The layout has moved some of the few remaining decent features such as "50,100 & 150 Years Ago" to the back of the magazine. Even worse, the middle now has "feature articles" that are only two or three pages and a few hundred words long (because they are mostly whitespace or useless photos).

In the current issue, only two "full length" articles are written by actual research scientists - the rest of the fluff is penned by "science writers" from failing institutions such as the New York Times or grad students! Issue after issue goes by without a single equation appearing anywhere (except in ads for software)

Even the few decent articles, written by real scientists have been shortened to 6 pages or less, and the quality of the writing has deteriorated.

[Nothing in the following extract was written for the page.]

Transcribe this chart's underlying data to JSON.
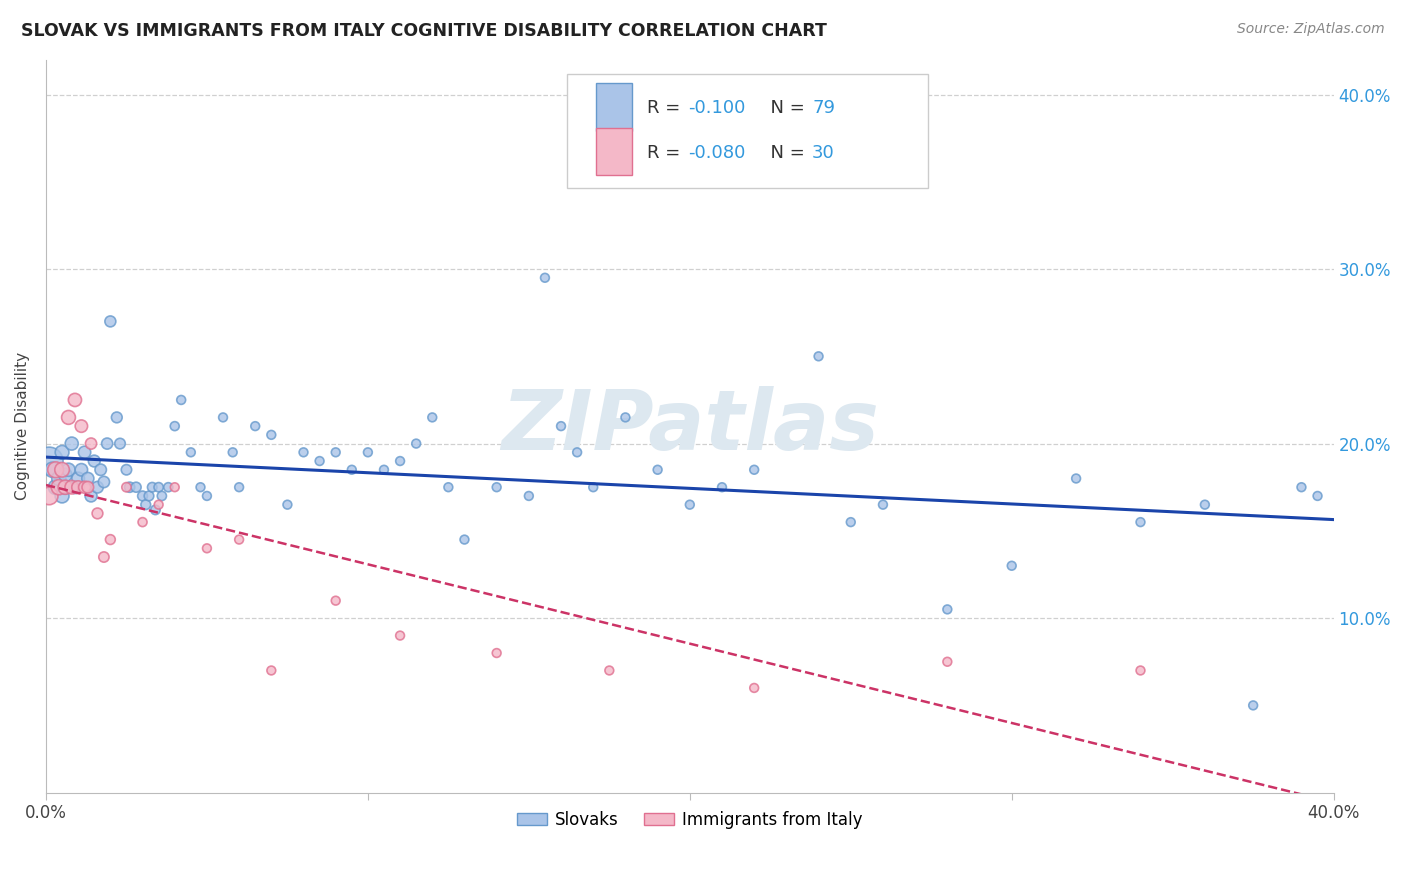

Even as recently as 2004 I would LEARN things when I read Sci Am; now I am teased, confused and forced to research on the web to figure out what the author was trying to express, or (even worse) spending time scribbling corrections in the margins.

Long gone are former delights such as "Mathematical Games" or the "Amateur Scientist"

The content is consistently, disturbingly political, and always slanted to the left. I'm no right-winger, but anyone with a shred of objectivity can see the blatant bias that permeates the magazine. Essay after essay bemoaning human-caused climate change by hacks that can't do simple math that would tell them that if every one of the fruitless carbon-saving recommendations were adopted, the reduction in greenhouse gases would amount to an insignificant fraction of the total atmospheric mass of same. Every point in the "Political Wish List" on page 12 is stupid and just plain incorrect - ignoring for the moment the idiocy of even having a page devoted to a "Political Wish List" in a magazine purportedly devoted to science!

Even in the esoteric realm of theoretical physics, you will no longer find any essay that does not toe the "superstrings or the highway" mindset.

I'm not sure if circulation has increased since the dumbing-down started, and I really don't care. If it has gone up, it just means that I have nothing in common with the new subscriber base.

I'm genuinely freaked-out and at a loss. I don't want to see a gap in my unbroken swath of issues, but it galls me every time I write a check and send it to this bunch of losers. Perhaps I should just go to Walmart and snap hi-res photos of every page of every new issue, print and bind them, and wait until I see the problems have been corrected before sending them any more of my hard-earned money!